MANAUS — A juíza Anagali Marcon Bertazzo, do TRE-AM (Tribunal Regional Eleitoral), determinou, no dia 8 deste mês, que o vereador Sargento Salazar (PL) apague das redes sociais dele vídeos em que associa o ex-prefeito de Manaus David Almeida (Avante) a condutas antiéticas e ilícitas e afirma que ele “nunca será” governador do Amazonas.
Anagali fixou multa de R$ 20 mil caso o vereador descumpra a ordem e publique novo vídeo usando o bordão “nunca será”. A decisão atende pedido da direção estadual do Avante, dirigido por David, e também vale para o ex-assessor parlamentar de Salazar, Kidson Maia de Souza.
De acordo com a juíza, o conteúdo publicado por Salazar ultrapassou a crítica política e configura propaganda antecipada negativa, o que é proibido pela lei eleitoral.
Conforme a magistrada, a legislação eleitoral estabelece que a propaganda só é permitida após 15 de agosto e, embora seja permitida a menção a pré-candidaturas e a exaltação de qualidades, a Justiça Eleitoral entende que o “pedido de não voto”, mesmo quando formulado por meio de “palavras mágicas” ou expressões de forte carga semântica negativa, configura propaganda antecipada irregular.
“No caso em tela, o conteúdo impugnado extrapola a mera crítica política.
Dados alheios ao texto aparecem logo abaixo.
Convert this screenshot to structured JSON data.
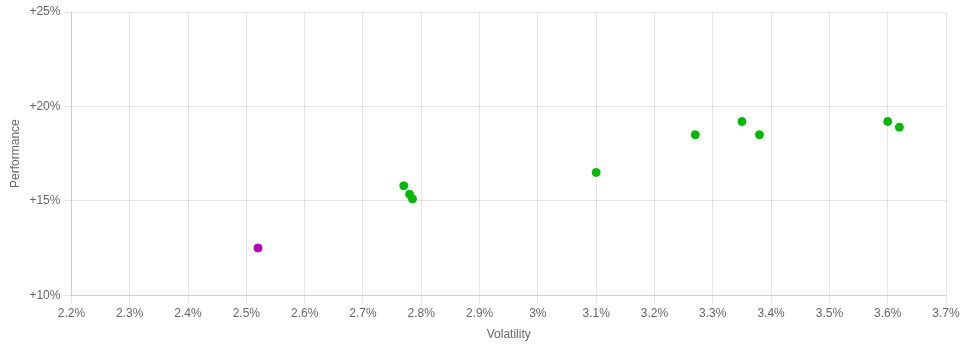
{
  "chart_data": {
    "type": "scatter",
    "xlabel": "Volatility",
    "ylabel": "Performance",
    "xlim": [
      0.022,
      0.037
    ],
    "ylim": [
      0.1,
      0.25
    ],
    "xticks": [
      {
        "value": 0.022,
        "label": "2.2%"
      },
      {
        "value": 0.023,
        "label": "2.3%"
      },
      {
        "value": 0.024,
        "label": "2.4%"
      },
      {
        "value": 0.025,
        "label": "2.5%"
      },
      {
        "value": 0.026,
        "label": "2.6%"
      },
      {
        "value": 0.027,
        "label": "2.7%"
      },
      {
        "value": 0.028,
        "label": "2.8%"
      },
      {
        "value": 0.029,
        "label": "2.9%"
      },
      {
        "value": 0.03,
        "label": "3%"
      },
      {
        "value": 0.031,
        "label": "3.1%"
      },
      {
        "value": 0.032,
        "label": "3.2%"
      },
      {
        "value": 0.033,
        "label": "3.3%"
      },
      {
        "value": 0.034,
        "label": "3.4%"
      },
      {
        "value": 0.035,
        "label": "3.5%"
      },
      {
        "value": 0.036,
        "label": "3.6%"
      },
      {
        "value": 0.037,
        "label": "3.7%"
      }
    ],
    "yticks": [
      {
        "value": 0.1,
        "label": "+10%"
      },
      {
        "value": 0.15,
        "label": "+15%"
      },
      {
        "value": 0.2,
        "label": "+20%"
      },
      {
        "value": 0.25,
        "label": "+25%"
      }
    ],
    "grid": true,
    "series": [
      {
        "color": "#00bb00",
        "x": [
          0.0277,
          0.0278,
          0.02785,
          0.031,
          0.0327,
          0.0335,
          0.0338,
          0.036,
          0.0362
        ],
        "values": [
          0.158,
          0.1535,
          0.151,
          0.165,
          0.185,
          0.192,
          0.185,
          0.192,
          0.189
        ]
      },
      {
        "color": "#bb00bb",
        "x": [
          0.0252
        ],
        "values": [
          0.125
        ]
      }
    ]
  }
}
A utilização sistemática da frase ‘Nunca será governador’, associada a encenações que imputam práticas ilícitas ao gestor público em contexto eleitoral, sinaliza um pedido explícito de não voto”, afirmou Anagali Bertazzo.
A magistrada afirmou ainda que reiteração da conduta, mesmo após pronunciamentos judiciais anteriores, reforça a natureza ilícita da propaganda. Ela se referiu a uma decisão proferida no dia 31 de março pela desembargadora Nélia Caminha, vice-presidente do TRE-AM, que também determinou a retirada de publicações em que o vereador afirmava que David “nunca será governador”.
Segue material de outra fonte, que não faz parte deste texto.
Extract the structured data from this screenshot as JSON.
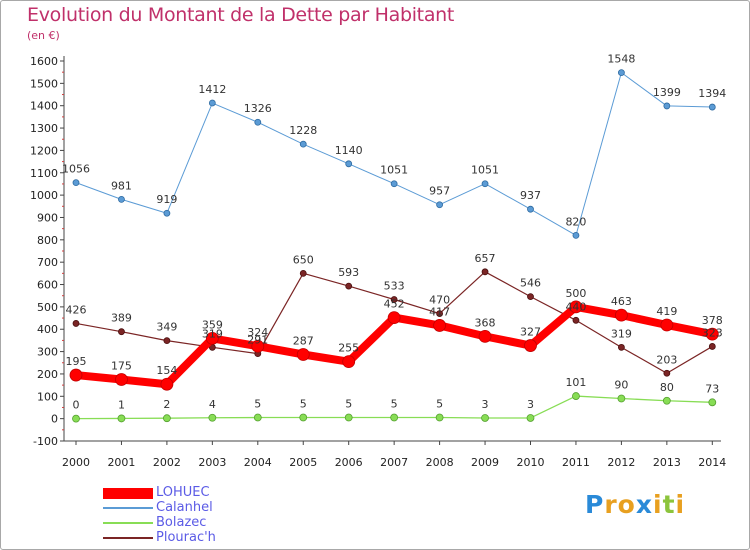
{
  "title": "Evolution du Montant de la Dette par Habitant",
  "unit": "(en €)",
  "logo": {
    "letters": [
      "P",
      "r",
      "o",
      "x",
      "i",
      "t",
      "i"
    ],
    "colors": [
      "#2a8ad8",
      "#e8a020",
      "#e8a020",
      "#2a8ad8",
      "#e8a020",
      "#8cc43c",
      "#e8a020"
    ]
  },
  "chart_data": {
    "type": "line",
    "title": "Evolution du Montant de la Dette par Habitant",
    "ylabel": "(en €)",
    "x": [
      "2000",
      "2001",
      "2002",
      "2003",
      "2004",
      "2005",
      "2006",
      "2007",
      "2008",
      "2009",
      "2010",
      "2011",
      "2012",
      "2013",
      "2014"
    ],
    "ylim": [
      -100,
      1600
    ],
    "yticks": [
      -100,
      0,
      100,
      200,
      300,
      400,
      500,
      600,
      700,
      800,
      900,
      1000,
      1100,
      1200,
      1300,
      1400,
      1500,
      1600
    ],
    "grid": false,
    "legend_position": "bottom-left",
    "series": [
      {
        "name": "LOHUEC",
        "color": "#ff0000",
        "values": [
          195,
          175,
          154,
          359,
          324,
          287,
          255,
          452,
          417,
          368,
          327,
          500,
          463,
          419,
          378
        ]
      },
      {
        "name": "Calanhel",
        "color": "#5b9bd5",
        "values": [
          1056,
          981,
          919,
          1412,
          1326,
          1228,
          1140,
          1051,
          957,
          1051,
          937,
          820,
          1548,
          1399,
          1394
        ]
      },
      {
        "name": "Bolazec",
        "color": "#88dd55",
        "values": [
          0,
          1,
          2,
          4,
          5,
          5,
          5,
          5,
          5,
          3,
          3,
          101,
          90,
          80,
          73
        ]
      },
      {
        "name": "Plourac'h",
        "color": "#7b2525",
        "values": [
          426,
          389,
          349,
          319,
          291,
          650,
          593,
          533,
          470,
          657,
          546,
          440,
          319,
          203,
          323
        ]
      }
    ],
    "labels": [
      {
        "series": 0,
        "values": [
          "195",
          "175",
          "154",
          "359",
          "324",
          "287",
          "255",
          "452",
          "417",
          "368",
          "327",
          "500",
          "463",
          "419",
          "378"
        ]
      },
      {
        "series": 1,
        "values": [
          "1056",
          "981",
          "919",
          "1412",
          "1326",
          "1228",
          "1140",
          "1051",
          "957",
          "1051",
          "937",
          "820",
          "1548",
          "1399",
          "1394"
        ]
      },
      {
        "series": 2,
        "values": [
          "0",
          "1",
          "2",
          "4",
          "5",
          "5",
          "5",
          "5",
          "5",
          "3",
          "3",
          "101",
          "90",
          "80",
          "73"
        ]
      },
      {
        "series": 3,
        "values": [
          "426",
          "389",
          "349",
          "319",
          "291",
          "650",
          "593",
          "533",
          "470",
          "657",
          "546",
          "440",
          "319",
          "203",
          "323"
        ]
      }
    ]
  }
}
Na decisão mais recente, Anagali também considerou o alto alcance das redes sociais de Salazar, que tem 1,3 milhão de seguidores apenas no Instagram. Para ela, a manutenção do conteúdo na internet durante a pré-campanha tem potencial de desequilibrar a paridade de armas e macular a imagem de David de forma irreversível perante os eleitores.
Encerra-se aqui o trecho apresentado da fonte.